Detail of the tiled entrance to the staircase that leads to second-story apartments and (originally) offices in the Oppenheimer and Storie buildings. No, I didn't move cigarette butts.
I spent part of Sunday afternoon taking, processing and posting photos of Main Street District buildings, part of an ongoing and seemingy endless project that you can take a look at by hitting the "Chariton's Square Deal Blog" link in the sidebar here. Remember, that it's a work in progress.
One thing you notice while doing this sort of thing is the attention paid to detail when these old buildings were designed and built --- a thing of the past.
The tile work here is on the floors of entrances to the Oppenheimer and Lockwood buildings, two of four wonderfully harmonious buildings that went up during 1904 to replace earlier buildings destroyed in a disastrous fire of January, that year. That fire took out earlier buildings owned by the Lockwood, Storie and Oppenheimer families as well as the massive Mallory Opera Block.
The four "new" buildings are (from the right) Hollinger & Larimer, Oppenheimer, Storie and Lockwood. There probably were similar tiled entrances to the Storie and Holliger & Larimer buildings, but these have been swept away by later renovations. This type of work also is evident in the entry to the east-side State Theater Building, very similar to the Lockwood Building.

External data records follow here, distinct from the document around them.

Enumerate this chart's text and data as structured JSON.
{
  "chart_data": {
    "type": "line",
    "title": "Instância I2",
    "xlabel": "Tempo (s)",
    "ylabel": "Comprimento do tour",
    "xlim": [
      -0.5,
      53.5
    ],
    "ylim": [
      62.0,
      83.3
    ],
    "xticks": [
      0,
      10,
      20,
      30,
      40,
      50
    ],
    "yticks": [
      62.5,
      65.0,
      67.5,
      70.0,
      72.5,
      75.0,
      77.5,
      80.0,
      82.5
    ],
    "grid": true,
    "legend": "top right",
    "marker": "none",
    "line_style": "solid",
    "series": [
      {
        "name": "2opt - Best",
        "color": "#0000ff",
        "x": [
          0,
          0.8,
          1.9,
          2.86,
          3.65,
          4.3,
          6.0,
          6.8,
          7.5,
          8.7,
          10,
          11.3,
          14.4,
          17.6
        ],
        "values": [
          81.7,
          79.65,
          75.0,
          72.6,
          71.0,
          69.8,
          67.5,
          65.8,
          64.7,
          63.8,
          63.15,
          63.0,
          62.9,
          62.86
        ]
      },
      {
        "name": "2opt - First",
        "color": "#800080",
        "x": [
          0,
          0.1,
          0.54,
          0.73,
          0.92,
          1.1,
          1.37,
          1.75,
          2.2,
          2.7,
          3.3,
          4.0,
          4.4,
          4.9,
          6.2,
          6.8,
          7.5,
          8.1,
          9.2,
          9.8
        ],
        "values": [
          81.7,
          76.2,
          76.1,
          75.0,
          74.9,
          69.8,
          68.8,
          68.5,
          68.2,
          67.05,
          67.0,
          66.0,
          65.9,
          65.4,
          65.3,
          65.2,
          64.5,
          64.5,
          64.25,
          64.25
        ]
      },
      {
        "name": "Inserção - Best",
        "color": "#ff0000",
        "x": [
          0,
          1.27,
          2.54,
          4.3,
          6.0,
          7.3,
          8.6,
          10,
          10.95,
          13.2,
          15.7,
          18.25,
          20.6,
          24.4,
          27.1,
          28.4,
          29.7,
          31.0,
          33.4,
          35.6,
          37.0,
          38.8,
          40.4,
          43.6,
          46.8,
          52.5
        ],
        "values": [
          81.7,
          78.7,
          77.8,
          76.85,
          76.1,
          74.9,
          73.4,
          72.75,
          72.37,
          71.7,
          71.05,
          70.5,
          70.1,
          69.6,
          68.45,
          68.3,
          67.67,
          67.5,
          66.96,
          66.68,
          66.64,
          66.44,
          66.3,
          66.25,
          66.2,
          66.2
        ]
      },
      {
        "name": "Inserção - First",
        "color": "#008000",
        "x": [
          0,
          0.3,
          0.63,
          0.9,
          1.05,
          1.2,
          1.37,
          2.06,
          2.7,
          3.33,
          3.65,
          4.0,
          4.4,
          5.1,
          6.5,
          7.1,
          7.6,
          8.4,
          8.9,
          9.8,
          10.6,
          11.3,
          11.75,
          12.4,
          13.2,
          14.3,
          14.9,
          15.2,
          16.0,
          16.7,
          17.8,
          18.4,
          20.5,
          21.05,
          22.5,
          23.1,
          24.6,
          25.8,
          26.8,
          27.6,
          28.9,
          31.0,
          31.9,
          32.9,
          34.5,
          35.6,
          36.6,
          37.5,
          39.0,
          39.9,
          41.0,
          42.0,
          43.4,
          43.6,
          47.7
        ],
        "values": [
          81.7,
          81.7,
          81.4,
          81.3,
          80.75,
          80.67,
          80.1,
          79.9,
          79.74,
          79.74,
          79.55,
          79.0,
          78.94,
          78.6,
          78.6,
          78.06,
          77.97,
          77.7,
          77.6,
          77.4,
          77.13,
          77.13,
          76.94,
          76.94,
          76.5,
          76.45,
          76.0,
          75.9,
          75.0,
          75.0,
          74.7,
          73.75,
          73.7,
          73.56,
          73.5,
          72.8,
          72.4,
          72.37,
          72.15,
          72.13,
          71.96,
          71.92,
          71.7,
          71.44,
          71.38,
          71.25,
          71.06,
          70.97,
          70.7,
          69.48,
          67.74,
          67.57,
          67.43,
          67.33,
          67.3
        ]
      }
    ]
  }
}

Here is a complete view of the Oppenheimer-Storie staircase entry --- there obviously is no janitor here to sweep the entrance that now serves upstairs apartments.
And these are the entrances to the two storefronts in the Oppenheimer Building. Yes, I could have moved the mats --- but I didn't.
And here is the entrance to the Lockwood Building, now unoccupied and for sale. Although I've never seen it, the second-floor apartment in the Lockwood Building is reportedly among the most elaborate around the square since it was designed as the home of the Lockwoods, who operated a jewelry store in this building.
The most likely candidate for designer of these four buildings is Chariton architect and contractor O.A. Hougland, but so far at least nothing has turned up to confirm that.